Герман и Кармалита изменили концепцию книги уже на уровне сценария. Можно сказать, что им проще, — они знают, что было потом, что из чего получилось. Но дело не только и не столько в этом. Возможно, главная беда шестидесятников не в их позитивизме, а в самоограничении, одушевленном благородной задачей — сделать что-то, пусть малое, но здесь и сейчас. Мировой, всечеловеческий контекст смещался на периферию сознания, инструментарий торжествовал над концепцией, Лакшин и Дудинцев казались важнее Кафки и Камю. У Германа и Кармалиты «здесь и сейчас» оборачиваются категорией «всегда и везде». Неопределенность хронотопа и заданная нечеткость идеи — и в первоначальной смене названия. У фильма сегодня рабочее имя: «Что сказал табачник с Табачной улицы». Таков рефрен нравоучительных сентенций, которые произносит Муга, слуга Руматы. Вместо бога — табачник: вполне по-германовски. ‹…›

В книге Румата возвращается на Землю, его срыв понятен начальству и друзьям, предстоит курс психологической реабилитации в домашних условиях. В переписанном сценарии и в фильме он обреченно продолжает бессмысленную борьбу. «Ну что же, вперед, мое войско», — говорит Румата, и ничтожная группка отправляется неизвестно куда. Вернее — известно.

«Это картина про нас», — говорит Герман. Опять этот отдельный жанр, который называется «сны Алексея Германа о России». Быть может, тут и разгадка — в той пугающей точности, с которой Герман показывает нам наши сны.

Еще — в мощи, с которой это сделано. Всякий раз — чувство беспомощности в подборе слов, но можно ли отрецензировать землетрясение? Вот: если и возникают сопоставления, то с чем-то природным, стихийным. Другой вопрос: как он добивается такого? Как ему удается?

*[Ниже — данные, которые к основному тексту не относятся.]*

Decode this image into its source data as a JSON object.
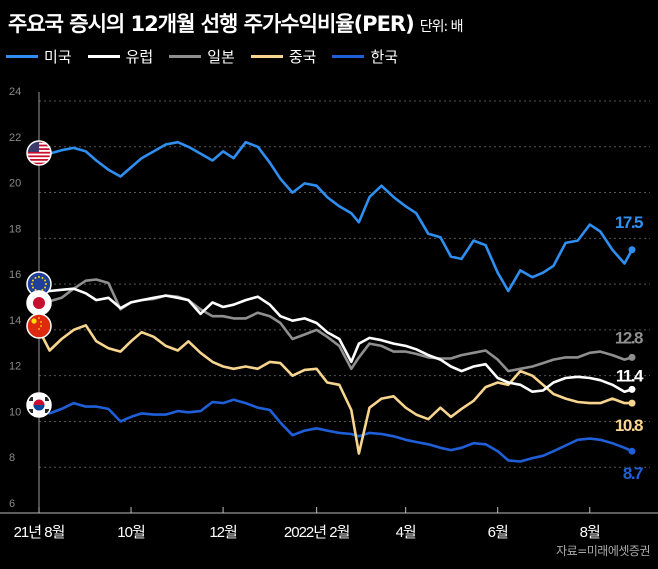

Неимоверную по сложности задачу ставили и раньше: скрутить жизнь, развернутую в художественное повествование, обратно в клубок. Избавиться от последовательного изложения событий, потому что в действительности так не бывает, в жизни они происходят одновременно, параллельно, разом, наползая и наваливаясь друг на друга. Задача оказалась невыполнимой: так невозможно втиснуть ровную колбаску зубной пасты обратно в тюбик. ‹…› …кино позволяет совместить мизансцены, наслоить реплики. ‹…› …германовский кадр анфиладой уходит в бесконечность, и глазу не охватить такое множество планов, привычно сосредоточившись на переднем. Ухо не улавливает многоголосый хор, хотя в жизни мы как-то справляемся с одновременным звучанием трамвайных звонков за окном, дождя по карнизу, телерепортажа, шипения сковородки, голоса жены, детских воплей и собственного телефонного разговора. Мы справляемся с этим, не замечая и не обсуждая. Зато путаемся в пересказе своих снов, чувствуя бессилие языка. Алексей Герман такой язык нашел. Постарался за нас. И то, что мы его иногда не понимаем, — наша беда, а не его вина. Он изобрел, не считаясь с нами.

Вайль П. Сны о России // Герман А., Кармалита С. Что сказал табачник с Табачной улицы: [киносценарии]. СПб.: Сеанс; Амфора, 2006.